FIG. 1 is a front center sectional view of an embodiment of the present invention, FIG. 2 is a plan view of the same, FIG. 3a is a sectional view of FIG. 1 XX, and FIG.
YY cross-section, Fig. 4 is a perspective view around the lamp, Fig. 5 is a plan view of the same, Fig. 6 is a cross-sectional view of a near-infrared lamp, Fig. 7 is a cross-sectional view of another near-infrared lamp, and Fig. 8 is FIG. 9 is a temperature change diagram of the example, and FIG. 9 is a conventional example diagram. (11) …… drying oven, (14) …… introduction section, (15) …… effective section, (16) …… delivery section, (17) …… conveyor, (51)…
… Bottom side shield, (52) …… Ceiling side shield, (53) ……

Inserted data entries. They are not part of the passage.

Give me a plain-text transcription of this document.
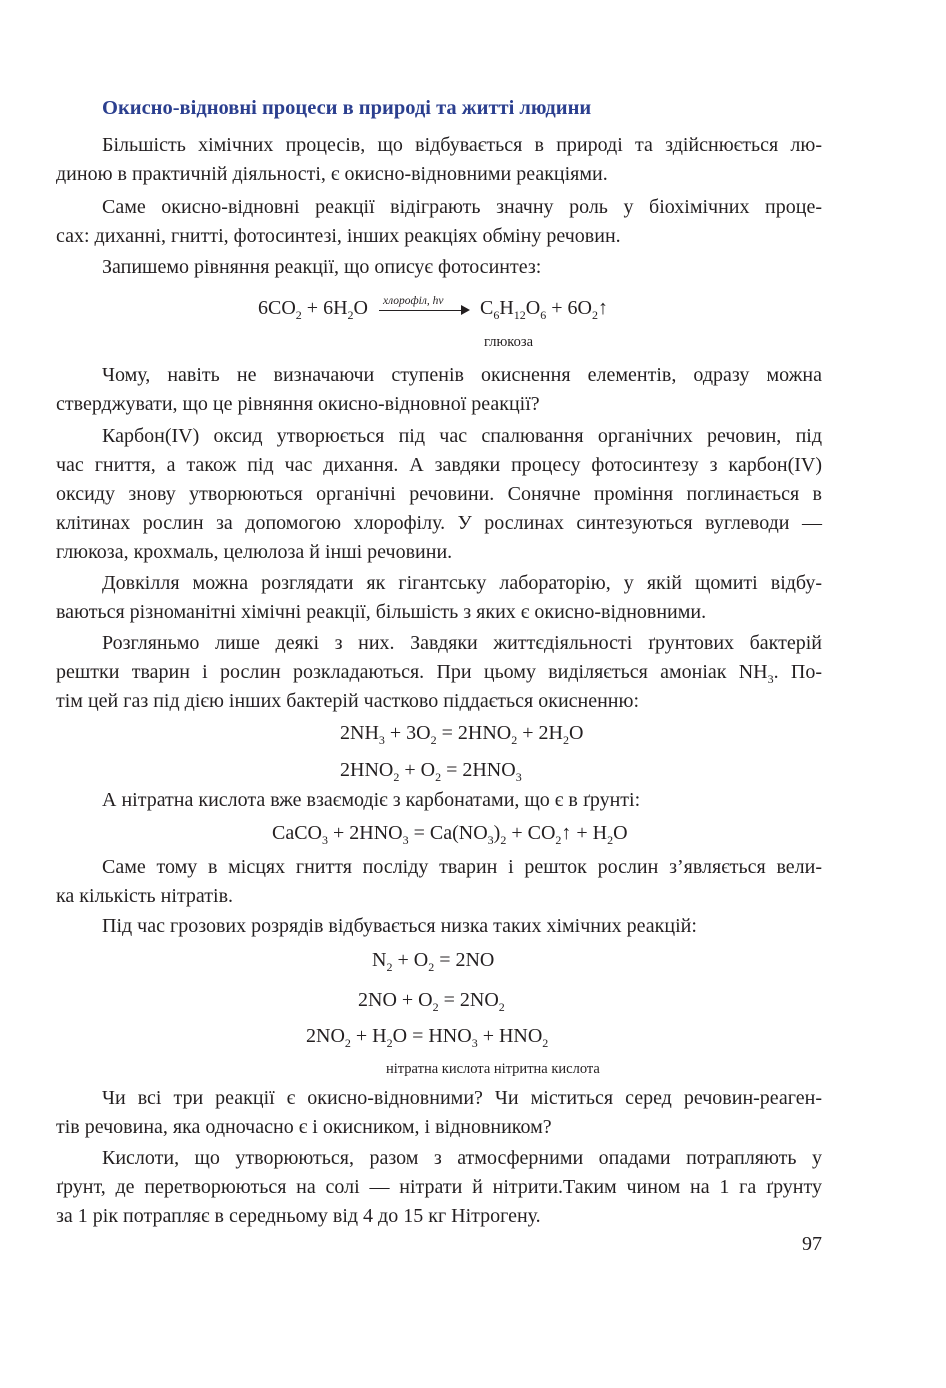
Окисно-відновні процеси в природі та житті людини
Більшість хімічних процесів, що відбувається в природі та здійснюється лю-
диною в практичній діяльності, є окисно-відновними реакціями.
Саме окисно-відновні реакції відіграють значну роль у біохімічних проце-
сах: диханні, гнитті, фотосинтезі, інших реакціях обміну речовин.
Запишемо рівняння реакції, що описує фотосинтез:
$6CO_2 + 6H_2O$ хлорофіл, hv $C_6H_{12}O_6$ + $6O_2↑$
глюкоза
Чому, навіть не визначаючи ступенів окиснення елементів, одразу можна
стверджувати, що це рівняння окисно-відновної реакції?
Карбон(IV) оксид утворюється під час спалювання органічних речовин, під
час гниття, а також під час дихання. А завдяки процесу фотосинтезу з карбон(IV)
оксиду знову утворюються органічні речовини. Сонячне проміння поглинається в
клітинах рослин за допомогою хлорофілу. У рослинах синтезуються вуглеводи —
глюкоза, крохмаль, целюлоза й інші речовини.
Довкілля можна розглядати як гігантську лабораторію, у якій щомиті відбу-
ваються різноманітні хімічні реакції, більшість з яких є окисно-відновними.
Розгляньмо лише деякі з них. Завдяки життєдіяльності ґрунтових бактерій
рештки тварин і рослин розкладаються. При цьому виділяється амоніак $NH_3$. По-
тім цей газ під дією інших бактерій частково піддається окисненню:
$2NH_3 + 3O_2 = 2HNO_2 + 2H_2O$
$2HNO_2 + O_2 = 2HNO_3$
А нітратна кислота вже взаємодіє з карбонатами, що є в ґрунті:
CaCO$_3$ + $2HNO_3 = Ca(NO_3)_2$ + $CO_2↑ + H_2O$
Саме тому в місцях гниття посліду тварин і решток рослин з’являється вели-
ка кількість нітратів.
Під час грозових розрядів відбувається низка таких хімічних реакцій:
$N_2 + O_2 = 2NO$
$2NO + O_2 = 2NO_2$
$2NO_2 + H_2O = HNO_3 + HNO_2$
нітратна кислота нітритна кислота
Чи всі три реакції є окисно-відновними? Чи міститься серед речовин-реаген-
тів речовина, яка одночасно є і окисником, і відновником?
Кислоти, що утворюються, разом з атмосферними опадами потрапляють у
ґрунт, де перетворюються на солі — нітрати й нітрити.Таким чином на 1 га ґрунту
за 1 рік потрапляє в середньому від 4 до 15 кг Нітрогену.
97
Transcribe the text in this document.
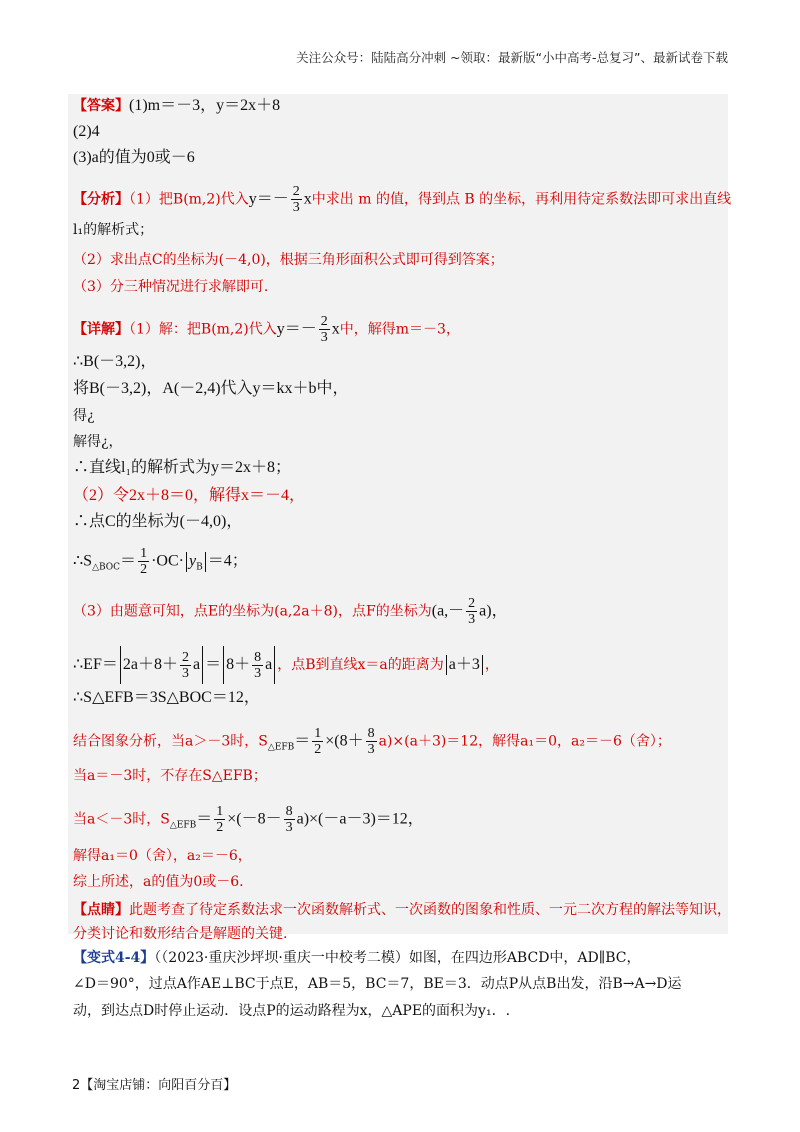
关注公众号：陆陆高分冲刺 ~领取：最新版“小中高考-总复习”、最新试卷下载
【答案】(1)m＝－3，y＝2x＋8
(2)4
(3)a的值为0或－6
【分析】（1）把B(m,2)代入$y=- \frac{2}{3}$ x中求出 m 的值，得到点 B 的坐标，再利用待定系数法即可求出直线
l₁的解析式；
（2）求出点C的坐标为(－4,0)，根据三角形面积公式即可得到答案；
（3）分三种情况进行求解即可.
【详解】（1）解：把B(m,2)代入$y=- \frac{2}{3}$ x中，解得m＝－3，
∴B(－3,2)，
将B(－3,2)，A(－2,4)代入y＝kx＋b中，
得¿
解得¿，
∴直线l₁的解析式为y＝2x＋8；
（2）令2x＋8＝0，解得x＝－4，
∴点C的坐标为(－4,0)，
$\therefore S_{\triangle BOC}= \frac{1}{2} \cdot OC\cdot y_B =4$；
（3）由题意可知，点E的坐标为(a,2a＋8)，点F的坐标为$(a,- \frac{2}{3} a)$，
∴EF＝ $2a+8+ \frac{2}{3}$ $a = 8+ \frac{8}{3}$ a ，点B到直线x＝a的距离为 a＋3 ，
∴S△EFB＝3S△BOC＝12，
结合图象分析，当a＞－3时，$S_{\triangle EFB}= \frac{1}{2} \times(8+ \frac{8}{3} a)\times(a+3)=12$，解得a₁＝0，a₂＝－6（舍）；
当a＝－3时，不存在S△EFB；
当a＜－3时，$S_{\triangle EFB}= \frac{1}{2} \times(-8- \frac{8}{3} a)\times(-a-3)=12$，
解得a₁＝0（舍），a₂＝－6，
综上所述，a的值为0或－6.
【点睛】此题考查了待定系数法求一次函数解析式、一次函数的图象和性质、一元二次方程的解法等知识，
分类讨论和数形结合是解题的关键.
【变式4-4】（（2023·重庆沙坪坝·重庆一中校考二模）如图，在四边形ABCD中，AD∥BC，
∠D＝90°，过点A作AE⊥BC于点E，AB＝5，BC＝7，BE＝3．动点P从点B出发，沿B→A→D运
动，到达点D时停止运动．设点P的运动路程为x，△APE的面积为y₁．.
2【淘宝店铺：向阳百分百】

Hanger, (54) …… Passing part, (55) …… Air curtain

Claims (3)

[Claims] 1. An introduction part 14 provided with an inclination that becomes higher toward the downstream side, an effective part 15 installed horizontally on the downstream side of the introduction part 14, and a downstream side installed on the downstream side of the effective part 15. And a bottom surface side shield plate 51 installed upward from the bottom surface of the furnace between the introduction portion 14 and the effective portion 15 and between the effective portion 15 and the discharge portion 16 and an inclined portion. A drying oven characterized by comprising. 2. An introduction section 14 provided with an inclination that becomes higher toward the downstream side, an effective section 15 installed horizontally on the downstream side of the introduction section 14, and a downstream side installed on the downstream side of the effective section 15. The unloading section 16 provided with an inclination that becomes lower as it goes to, the conveyor 17 installed from the upstream side to the downstream side in the furnace ceiling, and the conveyor 17
Except for the passing portion 54 which is a hanger passing point conveyed to the ceiling side shielding plate 52 which is installed at least from the furnace ceiling of the introducing portion 14 or the unloading portion 16 toward the bottom surface side, and from the passing portion 54 toward the bottom surface side. A drying furnace characterized by comprising an air curtain 55 that discharges air. 3. An introduction part 14 provided with an inclination that becomes higher toward the downstream side, an effective part 15 horizontally installed on the downstream side of the introduction part 14, and a downstream side installed on the downstream side of the effective part 15. And a bottom surface side shield plate 51 installed upward from the bottom surface of the furnace between the introduction portion 14 and the effective portion 15 and between the effective portion 15 and the discharge portion 16 and an inclined portion. , The conveyor 17 installed from the upstream side to the downstream side on the furnace ceiling, and the conveyor 17
Except for the passing portion 54 which is a hanger passing point conveyed to the ceiling side shielding plate 52 which is installed at least from the furnace ceiling of the introducing portion 14 or the unloading portion 16 toward the bottom surface side, and from the passing portion 54 toward the bottom surface side. A drying furnace characterized by comprising an air curtain 55 that discharges air.